When feeling the heat, here are some do’s and don’ts for staying alive:
- DO drink plenty of water. We’ll be carrying 8 oz bottles of the stuff to keep everyone hydrated. Hydration is always an issue in the heat, but under these conditions it is critical.
- DON’T drink only soda, coffee or alcohol, all of which dehydrate the body. Sure, they’re tasty, but they’ll leave you panting along the side of the road.
- DO wear clothing that is light textured if you’re in a place where clothing is required. This is a great time to show off your swimsuit.
- DON’T forget the sunscreen. Please. Always. Skin cancer is no joke and incidents have risen dramatically in the past 20 years. The shine makes your body look good, anyway.
- DO eat a lot of fresh fruit. Strawberries, peaches, apples, and bananas are what we’re having for breakfast.
- DON’T eat a lot of processed sugars. That stuff is bad for you any day, but in the heat, they zap your strength and can make you violently ill. Stay away.
- DO plan activities at either end of the day. Before 10 AM and after 6 PM are best.
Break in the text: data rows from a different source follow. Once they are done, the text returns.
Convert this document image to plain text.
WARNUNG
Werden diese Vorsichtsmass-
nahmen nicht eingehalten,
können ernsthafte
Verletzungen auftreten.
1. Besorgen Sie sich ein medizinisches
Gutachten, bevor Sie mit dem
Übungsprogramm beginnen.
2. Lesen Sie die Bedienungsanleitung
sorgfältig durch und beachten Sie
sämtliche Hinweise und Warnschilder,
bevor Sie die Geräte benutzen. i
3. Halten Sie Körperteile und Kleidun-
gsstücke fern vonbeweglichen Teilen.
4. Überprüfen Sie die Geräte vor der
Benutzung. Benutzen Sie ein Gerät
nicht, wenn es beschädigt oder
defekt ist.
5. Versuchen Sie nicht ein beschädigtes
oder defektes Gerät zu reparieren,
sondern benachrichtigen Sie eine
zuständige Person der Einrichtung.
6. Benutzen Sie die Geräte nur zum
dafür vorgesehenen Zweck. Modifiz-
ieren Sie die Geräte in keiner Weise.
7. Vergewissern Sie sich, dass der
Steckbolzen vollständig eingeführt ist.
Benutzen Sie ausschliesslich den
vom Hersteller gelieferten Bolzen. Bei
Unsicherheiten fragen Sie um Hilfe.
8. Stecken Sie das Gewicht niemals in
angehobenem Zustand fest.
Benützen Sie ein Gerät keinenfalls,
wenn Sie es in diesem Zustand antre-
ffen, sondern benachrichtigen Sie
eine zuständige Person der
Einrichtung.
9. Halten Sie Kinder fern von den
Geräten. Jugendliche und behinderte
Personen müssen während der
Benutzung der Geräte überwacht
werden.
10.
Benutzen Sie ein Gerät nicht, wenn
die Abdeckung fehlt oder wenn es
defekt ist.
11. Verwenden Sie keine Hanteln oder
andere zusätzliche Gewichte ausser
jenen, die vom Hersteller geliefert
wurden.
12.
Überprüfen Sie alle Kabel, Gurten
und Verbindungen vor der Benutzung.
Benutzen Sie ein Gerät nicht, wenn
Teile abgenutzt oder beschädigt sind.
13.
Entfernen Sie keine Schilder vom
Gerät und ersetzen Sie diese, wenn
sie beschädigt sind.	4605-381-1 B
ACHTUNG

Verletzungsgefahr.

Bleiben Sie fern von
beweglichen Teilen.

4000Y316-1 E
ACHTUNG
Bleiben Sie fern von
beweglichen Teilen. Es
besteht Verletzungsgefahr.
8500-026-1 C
- DON’T expose you or anyone else (including pets) to extreme heat conditions any longer than absolutely necessary.
- DO take your pets out for short, limited walks.
- DON’T leave your pets tethered outside, even if they have shelter and water. The heat affects them even more than it does us.
I’m not one to jump on an alarmist bandwagon, but this heat is serious business. Already, the Best Protected Great Barrier Reef Corals Are Now Dead, and there’s a ’99 Percent Chance’ 2016 Will Be Hottest Year on record. The easy-going summers of the past, where we could just sit in the shade and drink lemonade without a care in the world are, unfortunately, non-existent for anyone who lives in a city of any size. I’m not sure those out in the country are as safe as they once were.
Summer is here. We’re going to feel some heat and, like it or not, we can’t just run around naked all over the place. Take some precautions. Use some common sense. There’s still plenty of fun to be had, we just have to be careful about when and how we do it.